Perhaps the story is apocryphal, but I think there is a grain of truth in the story. Managed properly, laziness can benefit the company. The problem you run in to is that lazy individuals are difficult to manage properly. A company isn't going to realize the benefits from a lazy individual if they aren't permitted to find their own solution to problems, and the shortcuts lazy individuals take can be dangerous depending on what shortcuts they are taking.
I wouldn't want to work for a company that is willing to fire someone for not doing anything for six years because you wrote a script that did basically everything. It implies they value the effort pertaining to my work rather than the actual output, which is insane. That just reeks of terrible management.
That being said, I don't want to imply that all lazy people make great employees. I've definitely worked with people who were just completely unwilling to do anything but the bare minimum, if they did any work at all. I don't think individuals who actively avoid all work without coming up with an alternative are of much use to any organization.
1) The smart and lazy---they'll find the easiest way to do the job (or automate it).
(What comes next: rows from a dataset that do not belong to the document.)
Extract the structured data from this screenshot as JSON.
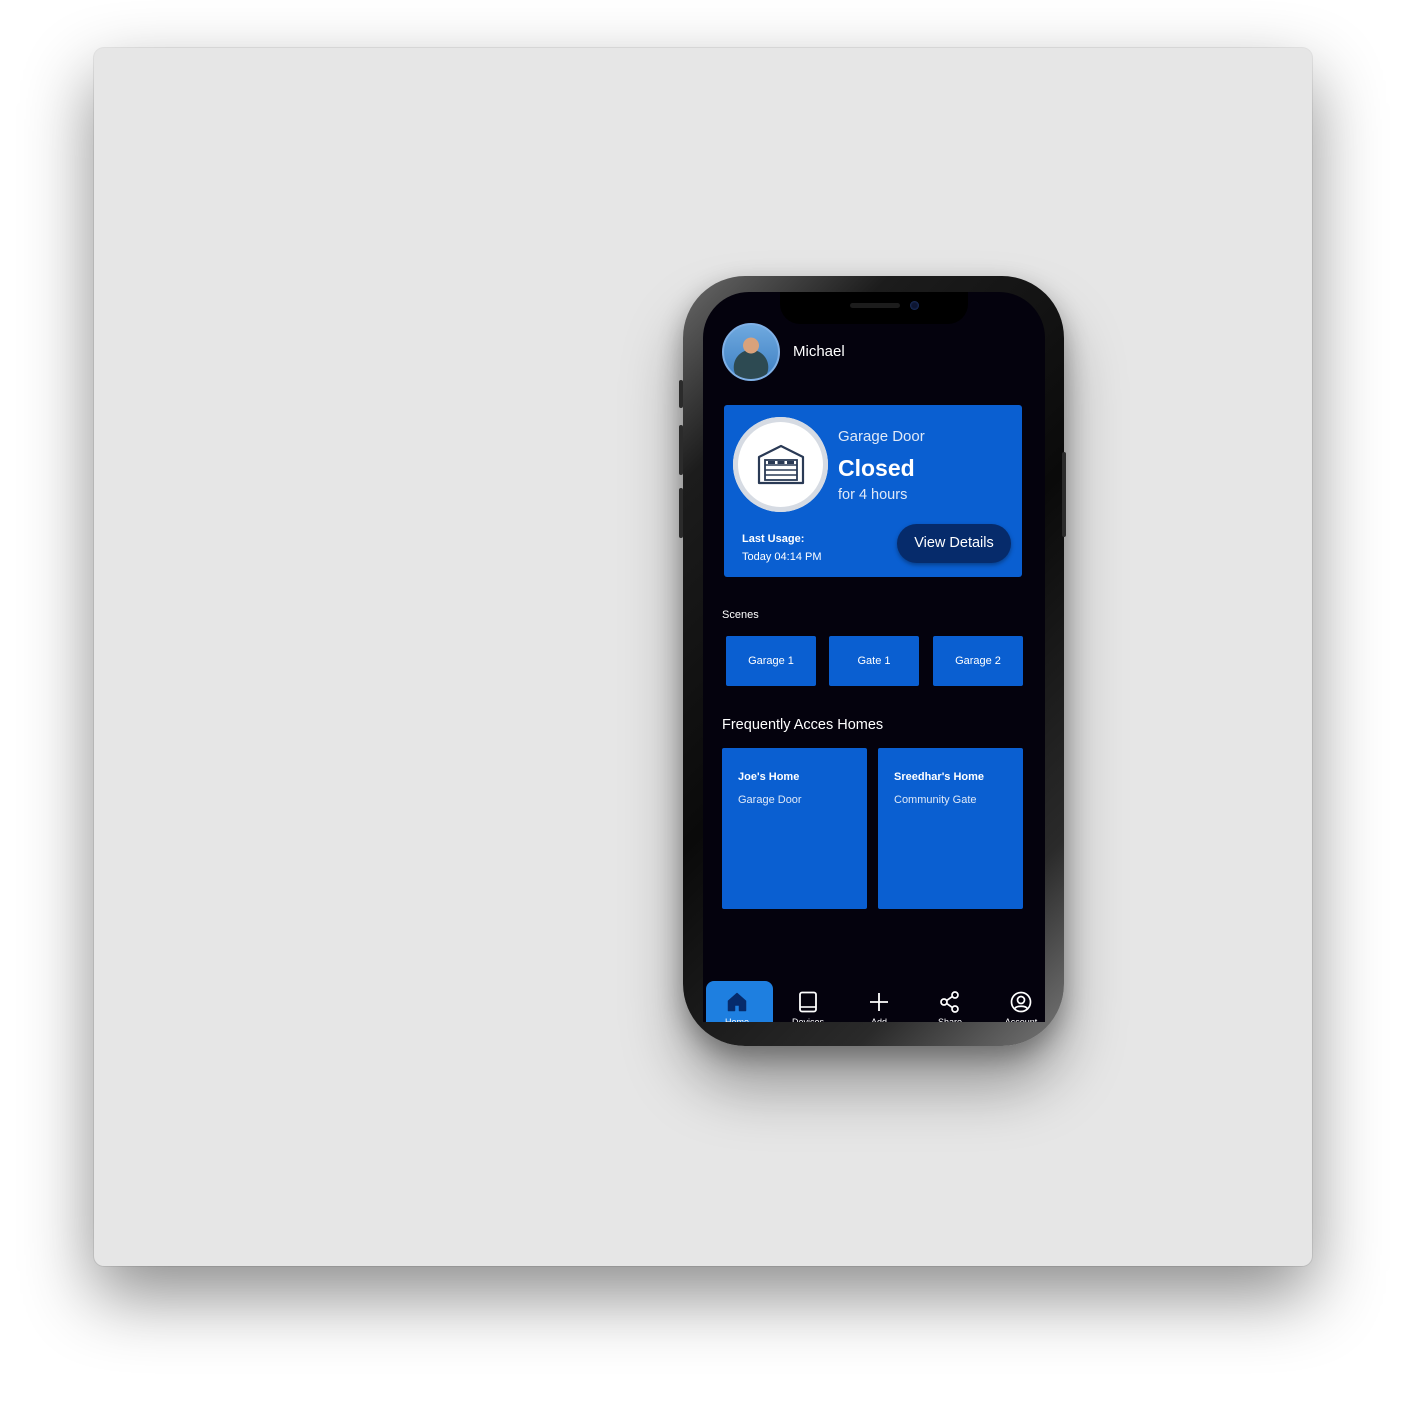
{
  "user": {
    "name": "Michael"
  },
  "device_card": {
    "name": "Garage Door",
    "state": "Closed",
    "duration": "for 4 hours",
    "last_usage_label": "Last Usage:",
    "last_usage_value": "Today 04:14 PM",
    "view_details_label": "View Details"
  },
  "scenes": {
    "title": "Scenes",
    "items": [
      "Garage 1",
      "Gate 1",
      "Garage 2"
    ]
  },
  "frequent_homes": {
    "title": "Frequently Acces Homes",
    "items": [
      {
        "name": "Joe's Home",
        "device": "Garage Door"
      },
      {
        "name": "Sreedhar's Home",
        "device": "Community Gate"
      }
    ]
  },
  "bottom_nav": {
    "items": [
      {
        "label": "Home",
        "icon": "home-icon",
        "active": true
      },
      {
        "label": "Devices",
        "icon": "tablet-icon",
        "active": false
      },
      {
        "label": "Add",
        "icon": "plus-icon",
        "active": false
      },
      {
        "label": "Share",
        "icon": "share-icon",
        "active": false
      },
      {
        "label": "Account",
        "icon": "account-icon",
        "active": false
      }
    ]
  },
  "colors": {
    "screen_bg": "#04020d",
    "card_blue": "#0a5fd1",
    "button_dark_blue": "#062b6b",
    "nav_active": "#1e7fe0",
    "window_bg": "#e6e6e6"
  }
}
2) The dumb and hardworking---you an tell them what to do and they'll do it exactly how you tell them to.
3) The dumb and lazy---they won't help, but they won't necessarily hurt either (just the bottom line).
4) The smart and the hardworking---terrible combination.
I actually have experience with the fourth type of person. Twenty years ago I was doing some consulting work for a bank and had to convert a printed training manual into HTML (mid 90s). The person helping me was very smart and hardworking. I'm smart, but a bit lazy. I had to argue with the person not to dive into one process (linking each word in the text to an entry on the glossary page) because it would take hours to do by hand (around 100 files, perhaps 100 vocabulary words). We actually argued longer than I took for me to code up the solution (using lex---we were working on a Unix system).
I'm disappointed it took them 6 years to act on it.
Honestly I've had times on one of my jobs where I just had to kill time all day and I hated it. It's one of the reason I later decided to leave.
Also, I wonder how IT eventually found out.
https://www.quora.com/What-are-the-best-ways-to-earn-money-p...
What's scary is the people who actually have been coding for several years and still don't know how to do it. No version control, no idea what common patterns are, ridiculously complex spaghetti code. We all know them.
"I got a job at a company in the Bay Area, CA that was completely unknown 7 years ago but is now incredibly well known. It is actually quite hard to get a job here now, from what I hear."
I'm not from the Bay Area, so I can't think of a company (other than Facebook) that fits that profile.
Least amount of non-automated work for the most amount of pay off, I respect it.
So I am guessing if he was actually a developer to begin with his job would have been a bit harder to automate.
The continual disrespect for QA engineers is somewhat frustrating.
> I got a job as a software developer working mostly on testing software, so mostly QA work. However I actually had to write some code as well. After around 8 months I had basically automated my own job by writing some programs to do it all for me.
It certainly doesn't look like a manual QA job.
The part that surprises me is that the tests didn't change for six years. Surely after 6 years something about a codebase changes (the build infrastructure changes, a new platform shows up, the API changes, etc.) that even black-box testing would have to adapt. Did the company not care that much about the accuracy of the tests?
Seems like he 'fell through the cracks' of startup culture. The company grew so fast that he was just there and no one questioned it after a while and no one was in charge of him.
Or someone was and they need retraining/firing.